Elenco delle storie
STORIE DA BASILICAGOIANO
STORIE DA BASILICAGOIANO
- Il fantasma ucciso - Uno scherzo finito in tragedia. Negli anni tra le due guerre durante le lunghe serate invernali, quando l’attività agricola era fortemente ridotta, era usanza riunirsi tra vicini in un' area libera di una stalla, generalmente divisi in tre gruppi: uomini, donne e bambini. Ci si raccontavano storie, si facevano commenti e si giocava. In quei giorni sul far della sera, mentre alcune donne si recavano alle stalle, prese a comparire un fantasma che con urla e svolazzi di lenzuolo spaventava le povere malcapitate. Dopo qualche giorno un signore armato di fucile decise che il fantasma doveva smettere di spaventare le sue donne. Si appostò ben nascosto nel luogo delle apparizioni, e all’arrivo del fantasma gli intimò : “ So che non sei un fantasma, togliti il lenzuolo o ti sparo”. Il fantasma non colse l’avvertimento e continuò ad urlare e ad agitarsi. Un colpo di fucile e il fantasma stramazzò a terra in una pozza di sangue.
- Il furto di galline - Negli anni Cinquanta c’era ben poco da rubacchiare, pertanto i furti sul territorio riguardavano principalmente qualche attrezzo agricolo, i pali delle vigne per farne legna, l’uva , le pannocchie di granoturco e le galline. Ci racconta il sig. Mazzoni Enrico ( dell’omonimo salumificio ) che un giorno di ritorno dalla messa si trovò a scendere lungo via Vallone, ove due carabinieri con una motocicletta scrutavano con atteggiamento perplesso una macchia di robinie ( piante dotate di lunghe spine ).
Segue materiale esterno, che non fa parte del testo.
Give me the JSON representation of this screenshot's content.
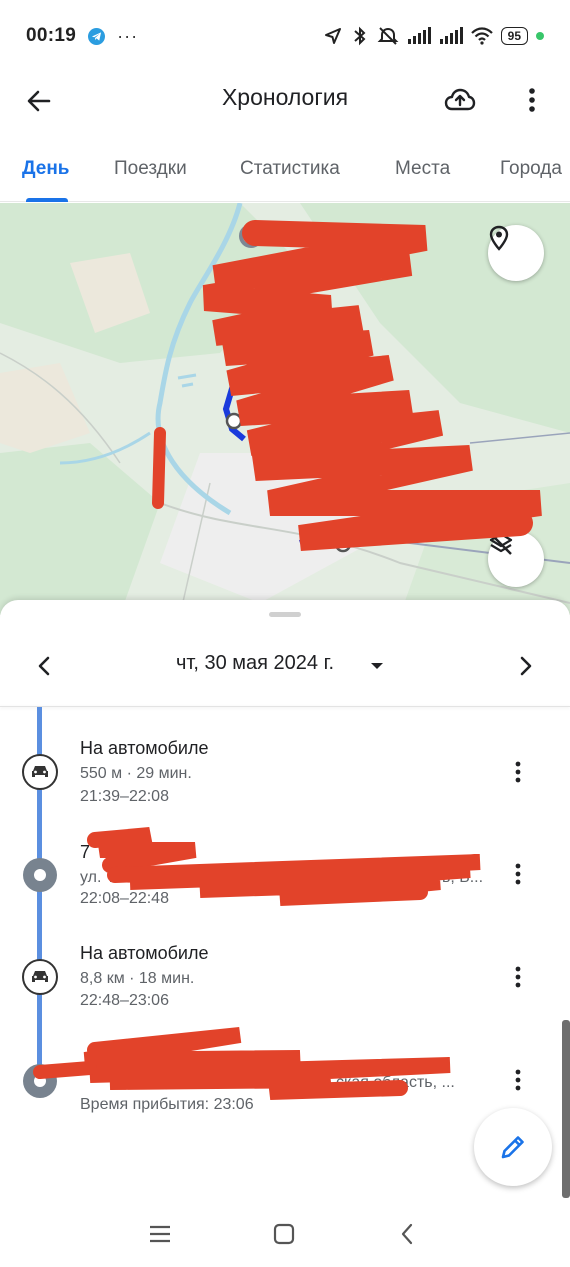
{
  "status_bar": {
    "time": "00:19",
    "more_notifications": "···",
    "battery": "95"
  },
  "app_bar": {
    "title": "Хронология"
  },
  "tabs": [
    {
      "label": "День",
      "active": true
    },
    {
      "label": "Поездки",
      "active": false
    },
    {
      "label": "Статистика",
      "active": false
    },
    {
      "label": "Места",
      "active": false
    },
    {
      "label": "Города",
      "active": false
    }
  ],
  "date_nav": {
    "date": "чт, 30 мая 2024 г."
  },
  "timeline": [
    {
      "type": "drive",
      "title": "На автомобиле",
      "subtitle": "550 м · 29 мин.",
      "time": "21:39–22:08"
    },
    {
      "type": "place",
      "title": "7",
      "address": "ул. Табл",
      "address_end": "ь, Б...",
      "time": "22:08–22:48"
    },
    {
      "type": "drive",
      "title": "На автомобиле",
      "subtitle": "8,8 км · 18 мин.",
      "time": "22:48–23:06"
    },
    {
      "type": "place",
      "title": "",
      "address": "ская область, ...",
      "time": "Время прибытия: 23:06"
    }
  ],
  "colors": {
    "accent": "#1a73e8",
    "timeline": "#5b8fe0",
    "redaction": "#e2432a",
    "map_green": "#d3e8d2",
    "map_water": "#a9d6e7"
  },
  "icons": {
    "back": "arrow-left-icon",
    "upload": "cloud-upload-icon",
    "more": "more-vert-icon",
    "location": "map-pin-icon",
    "layers": "layers-off-icon",
    "edit": "pencil-icon",
    "car": "car-icon"
  }
}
Una soffiata li aveva avvertiti che lì si trovava il bottino di un furto. L’ambiente, tutt’altro che facile, e la proverbiale destrezza dei militi rendevano difficile il recupero : infatti mentre una parte della refurtiva era morta all’interno di un sacco di carta, l’altra fortunatamente si era salvata poiché l’umidità delle loro abbondanti deiezioni aveva rotto il sacco e liberato le galline. Per farla breve, l’intervento di Mazzoni, più esperto di polli dei carabinieri, permise di riacciuffare i polli fuggiaschi e, con la sua Topolino “C” furgonata, fece la consegna in caserma. Da E. Mazzoni
- La manna piovuta dal cielo - Un fatto che le persone anziane ricordano lucidamente avvenne la mattina del 24 aprile 1945. Una colonna di tedeschi in ritirata proveniente dal reggiano attraversò l’Enza appena a valle del ponte inagibile. Vi erano una ventina di robusti cavalli che appaiati trasportavano materiali con veicoli a quattro ruote (che noi chiamavamo “i carrettoni”). I tedeschi furono sorpresi dai caccia americani verso mezzogiorno nel terreno a nord della strada provinciale tra il fiume e il cosiddetto “Montirone” e fu una carneficina. Finita l’incursione aerea, vi erano stesi nel campo circa una ventina di cavalli morti. La popolazione di Montecchio, Montechiarugolo e dintorni sottoposta negli ultimi mesi a scarsità di cibo, pensò che fosse una buona occasione per fare provvista di carne. Iniziò una processione che si protrasse per oltre due giorni : le persone arrivavano con una carriola, un carretto o una semplice bicicletta si mettevano a squartare gli animali sezionando cosciotti, lombi , spalle e tutte le parti migliori degli sfortunati cavalli. In questi due giorni fu una manna dal cielo che gli abitanti ricordano ancora. Alla fine rimasero tutte le carcasse, comprese le teste e le interiora, che furono prontamente sotterrate. Per circa una decina d’anni si poterono osservare nel “campo dei cavalli “ delle chiazze di grano e di foraggio che avevano un colore verde molto intenso, frutto della concimazione coi resti degli animali. (Da E. Mazzoni). Secondo altre testimonianze, non mancarono persone più intraprendenti che provvidero a raccogliere merci, frutto di requisizioni effettuate dai militari, nonché orologi ed altri oggetti dai cadaveri.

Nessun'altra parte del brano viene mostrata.